Price Cap Regulation
A rule that specifies the highest price that a firm is permitted to set- a price ceiling.
Price Ceiling
A government regulation that places an upper limit on the price at which a particular good, service, or factor of production may be traded.
Price Floor
A government regulation that places a lower limit on the price at which a particular good, service, of factor of production may be traded.
Price Support
A price floor in an agricultural market maintained by a government guarantee to buy any surplus output at that price.
Rent Ceiling
A regulation that makes it illegal to charge more than a specified rent for housing.
Search Activity
The time spent looking for someone with whom to do business.
Subsidy
A payment by the government to producers to cover part of the cost of production.
Tax Incidence
The division of the burden of a tax between the buyer and the seller.
Excess Burden
The amount by which the burden of a tax exceeds the tax revenue received by the government- the dead-weight loss from a tax.
Budget Line
A line that describes the limits to consumption possibilities and that depends on a consumer’s budget and the prices of goods and services.
Diminishing Marginal Utility
The general tendency for marginal utility to decrease as the quantity of a good consumed increases.
Marginal Utility
The change in total utility that results from a one-unit increase in the quantity of a good consumed.

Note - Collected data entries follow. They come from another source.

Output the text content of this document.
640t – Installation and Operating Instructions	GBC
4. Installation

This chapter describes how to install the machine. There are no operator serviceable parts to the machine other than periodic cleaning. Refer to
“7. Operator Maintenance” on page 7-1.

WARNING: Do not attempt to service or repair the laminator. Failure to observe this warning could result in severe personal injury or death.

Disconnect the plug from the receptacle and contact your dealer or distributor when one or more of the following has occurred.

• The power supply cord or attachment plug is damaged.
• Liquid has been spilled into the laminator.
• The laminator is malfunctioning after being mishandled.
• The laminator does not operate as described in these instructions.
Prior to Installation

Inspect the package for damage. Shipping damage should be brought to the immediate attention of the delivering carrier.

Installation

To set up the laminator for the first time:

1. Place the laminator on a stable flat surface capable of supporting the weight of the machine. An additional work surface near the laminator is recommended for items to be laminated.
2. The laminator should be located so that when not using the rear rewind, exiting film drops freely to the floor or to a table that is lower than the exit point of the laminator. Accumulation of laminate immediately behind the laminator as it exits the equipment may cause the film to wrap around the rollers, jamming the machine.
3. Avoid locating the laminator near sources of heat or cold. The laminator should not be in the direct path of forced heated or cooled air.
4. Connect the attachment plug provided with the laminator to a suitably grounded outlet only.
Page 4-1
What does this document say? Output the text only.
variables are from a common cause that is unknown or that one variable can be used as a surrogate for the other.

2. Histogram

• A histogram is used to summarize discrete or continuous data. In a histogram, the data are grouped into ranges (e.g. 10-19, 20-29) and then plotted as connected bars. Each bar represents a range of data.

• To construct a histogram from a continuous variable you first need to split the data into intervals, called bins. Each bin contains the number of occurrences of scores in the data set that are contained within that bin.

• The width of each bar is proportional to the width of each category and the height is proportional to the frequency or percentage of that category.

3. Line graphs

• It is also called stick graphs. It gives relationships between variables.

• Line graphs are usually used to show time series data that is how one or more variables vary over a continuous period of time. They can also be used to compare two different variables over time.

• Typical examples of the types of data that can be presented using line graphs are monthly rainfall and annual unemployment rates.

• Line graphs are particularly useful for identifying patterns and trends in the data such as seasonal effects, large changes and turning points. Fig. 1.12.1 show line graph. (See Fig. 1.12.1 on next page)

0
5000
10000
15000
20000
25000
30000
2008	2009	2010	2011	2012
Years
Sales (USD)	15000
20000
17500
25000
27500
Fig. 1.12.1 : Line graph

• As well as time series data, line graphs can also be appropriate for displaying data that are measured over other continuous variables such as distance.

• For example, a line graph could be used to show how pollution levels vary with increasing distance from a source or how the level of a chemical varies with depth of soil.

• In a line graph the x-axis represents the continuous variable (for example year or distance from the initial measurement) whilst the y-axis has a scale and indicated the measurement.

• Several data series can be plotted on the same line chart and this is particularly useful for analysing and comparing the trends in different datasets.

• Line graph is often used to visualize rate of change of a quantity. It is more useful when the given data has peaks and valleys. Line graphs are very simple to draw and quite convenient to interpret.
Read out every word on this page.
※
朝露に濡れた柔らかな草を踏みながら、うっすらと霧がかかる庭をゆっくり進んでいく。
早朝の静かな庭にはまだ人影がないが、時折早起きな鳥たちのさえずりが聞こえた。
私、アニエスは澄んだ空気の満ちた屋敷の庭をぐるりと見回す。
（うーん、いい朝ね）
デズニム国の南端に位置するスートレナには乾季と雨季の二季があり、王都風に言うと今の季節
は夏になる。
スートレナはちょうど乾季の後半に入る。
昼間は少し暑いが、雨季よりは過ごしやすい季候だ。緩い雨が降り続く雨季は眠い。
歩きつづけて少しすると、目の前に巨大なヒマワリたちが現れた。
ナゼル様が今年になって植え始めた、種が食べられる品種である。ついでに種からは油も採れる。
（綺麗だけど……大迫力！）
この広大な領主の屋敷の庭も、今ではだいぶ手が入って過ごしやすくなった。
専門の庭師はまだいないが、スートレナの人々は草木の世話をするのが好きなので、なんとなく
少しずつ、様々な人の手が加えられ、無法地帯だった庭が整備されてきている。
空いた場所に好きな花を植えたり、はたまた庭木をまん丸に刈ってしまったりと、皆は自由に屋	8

Marginal Utility Per Dollar
The marginal utility from a good relative to the price paid for the good.
Relative Price
The price of one good in terms of another good- an opportunity cost. It equals the price of one good divided by the price of another good.
Total Utility
The total benefit that a person gets from the consumption of a good or service. Total utility generally increases as the quantity consumed of a good increases.
Utility
The benefit or satisfaction that a person gets from the consumption of a good or service.
Utility-Maximizing Rule
The rule that leads to the greatest total utility from all the goods and services consumed. The rule is:
1) Allocate the entire available budget.
2) Make the marginal utility per dollar equal for all goods.